Publicacao/Comunicacao
Intimação
Apelação Cível Nº 5020835-12.2024.4.02.5101/RJ
RELATOR: Juiz Federal ALFREDO JARA MOURA
APELANTE: EDILSON GOIS NASCIMENTO (AUTOR)
ADVOGADO(A): CARLOS OSCAR KRUEGER (OAB SC027320)
EMENTA
DIREITO PREVIDENCIÁRIO. APELAÇÃO CÍVEL. AUXÍLIO-ACIDENTE. INEXISTÊNCIA DE REDUÇÃO DA CAPACIDADE LABORAL. IMPROCEDÊNCIA DO PEDIDO. RECURSO DESPROVIDO.
I. CASO EM EXAME
Apelação cível interposta por segurado contra sentença que julgou improcedente o pedido de concessão de auxílio-acidente, sob o fundamento de inexistência de redução da capacidade laboral. O autor alega ter sofrido diversos acidentes durante o vínculo empregatício com a empresa A C Souza A Serviços de Engenharia Ltda., que resultaram na percepção de auxílio-doença nos períodos de 16/03/2018 a 25/07/2018 e de 03/07/2020 a 19/07/2020, mas que, mesmo após o término dos benefícios, persiste a incapacidade parcial para o trabalho, o que justificaria a concessão do auxílio-acidente.
II. QUESTÃO EM DISCUSSÃO
A questão em discussão consiste em verificar se há, no caso concreto, redução da capacidade laboral do segurado, decorrente das lesões sofridas, que justifique a concessão do benefício de auxílio-acidente.
III. RAZÕES DE DECIDIR
O laudo pericial judicial, elaborado por profissional de confiança do Juízo, conclui que o autor não apresenta incapacidade laborativa, ressaltando que, apesar das fraturas decorrentes de acidentes, não foram constatados sinais de inflamação, hipotrofia muscular ou restrição de arco de movimento.
A perícia esclarece que as sequelas das fraturas, inclusive no colo do fêmur e no cotovelo, não acarretam redução da capacidade para o exercício das atividades laborais habituais.
Complementação do laudo reforça a ausência de limitações, destacando que a fratura no ombro esquerdo está consolidada e que o autor não apresentou queixas relativas à região, inexistindo qualquer redução da capacidade de trabalho.
Argumento autoral de que o INSS reconheceu a existência de sequela incapacitante é afastado, porquanto tal reconhecimento se refere a outro segurado, conforme demonstrado na documentação administrativa juntada aos autos.
Mantida a sentença por seus próprios fundamentos, considerando que não há nos autos elementos que infirmem a conclusão pericial.
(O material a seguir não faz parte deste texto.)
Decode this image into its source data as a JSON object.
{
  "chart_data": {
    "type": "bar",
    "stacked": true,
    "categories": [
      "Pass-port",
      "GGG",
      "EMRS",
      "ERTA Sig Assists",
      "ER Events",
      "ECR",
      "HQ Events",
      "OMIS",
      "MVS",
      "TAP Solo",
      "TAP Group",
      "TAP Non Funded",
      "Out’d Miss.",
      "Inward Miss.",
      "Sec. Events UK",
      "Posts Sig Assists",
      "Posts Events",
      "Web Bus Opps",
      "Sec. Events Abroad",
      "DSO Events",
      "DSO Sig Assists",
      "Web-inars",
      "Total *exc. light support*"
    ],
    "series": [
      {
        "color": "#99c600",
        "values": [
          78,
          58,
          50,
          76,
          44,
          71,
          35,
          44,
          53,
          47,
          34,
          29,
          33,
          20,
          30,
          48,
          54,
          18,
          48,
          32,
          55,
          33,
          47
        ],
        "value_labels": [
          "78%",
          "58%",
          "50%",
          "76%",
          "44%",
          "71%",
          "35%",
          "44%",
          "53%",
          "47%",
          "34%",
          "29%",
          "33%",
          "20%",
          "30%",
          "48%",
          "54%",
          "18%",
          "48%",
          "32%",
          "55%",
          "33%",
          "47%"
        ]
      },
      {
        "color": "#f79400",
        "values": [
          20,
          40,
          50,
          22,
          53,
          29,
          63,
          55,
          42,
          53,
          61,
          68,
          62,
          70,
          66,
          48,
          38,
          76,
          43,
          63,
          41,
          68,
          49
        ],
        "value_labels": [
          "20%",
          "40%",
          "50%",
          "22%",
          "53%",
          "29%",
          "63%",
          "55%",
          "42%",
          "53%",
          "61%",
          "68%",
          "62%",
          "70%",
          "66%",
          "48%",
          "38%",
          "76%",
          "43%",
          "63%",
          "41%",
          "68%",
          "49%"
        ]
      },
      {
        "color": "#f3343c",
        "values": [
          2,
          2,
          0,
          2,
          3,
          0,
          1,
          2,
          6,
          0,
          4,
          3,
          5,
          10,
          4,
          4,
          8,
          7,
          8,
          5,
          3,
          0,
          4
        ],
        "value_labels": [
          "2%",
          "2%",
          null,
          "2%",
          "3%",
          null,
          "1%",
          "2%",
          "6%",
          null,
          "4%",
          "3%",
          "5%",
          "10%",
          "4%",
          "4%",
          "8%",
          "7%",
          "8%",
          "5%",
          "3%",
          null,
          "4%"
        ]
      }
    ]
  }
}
Majoração dos honorários advocatícios recursais, em conformidade com o art. 85, § 11, do CPC, tendo em vista a sucumbência do apelante, nos termos da orientação firmada pela 2ª Seção do Superior Tribunal de Justiça no julgamento do AgInt nos EREsp 1539725/DF.
IV. DISPOSITIVO E TESE
Recurso desprovido.
Tese de julgamento:
A ausência de redução da capacidade laboral, atestada por laudo pericial judicial, afasta o direito ao recebimento do auxílio-acidente.
A impugnação baseada em documento referente a outro segurado não tem o condão de infirmar a conclusão pericial nem de modificar o resultado do julgamento.
A majoração dos honorários advocatícios em grau recursal é devida quando presentes os requisitos previstos no art. 85, § 11, do CPC.
Dispositivos relevantes citados: CPC, art. 85, § 11.
Jurisprudência relevante citada: STJ, AgInt nos EREsp 1539725/DF, Rel. Min. Antônio Carlos Ferreira, 2ª Seção, DJe 19.10.2017.
ACÓRDÃO
Vistos e relatados estes autos em que são partes as acima indicadas, a Egrégia 2ª Turma Especializada do Tribunal Regional Federal da 2ª Região decidiu, por unanimidade, NEGAR PROVIMENTO À APELAÇÃO, nos termos do relatório, votos e notas de julgamento que ficam fazendo parte integrante do presente julgado.
Rio de Janeiro, 21 de julho de 2025.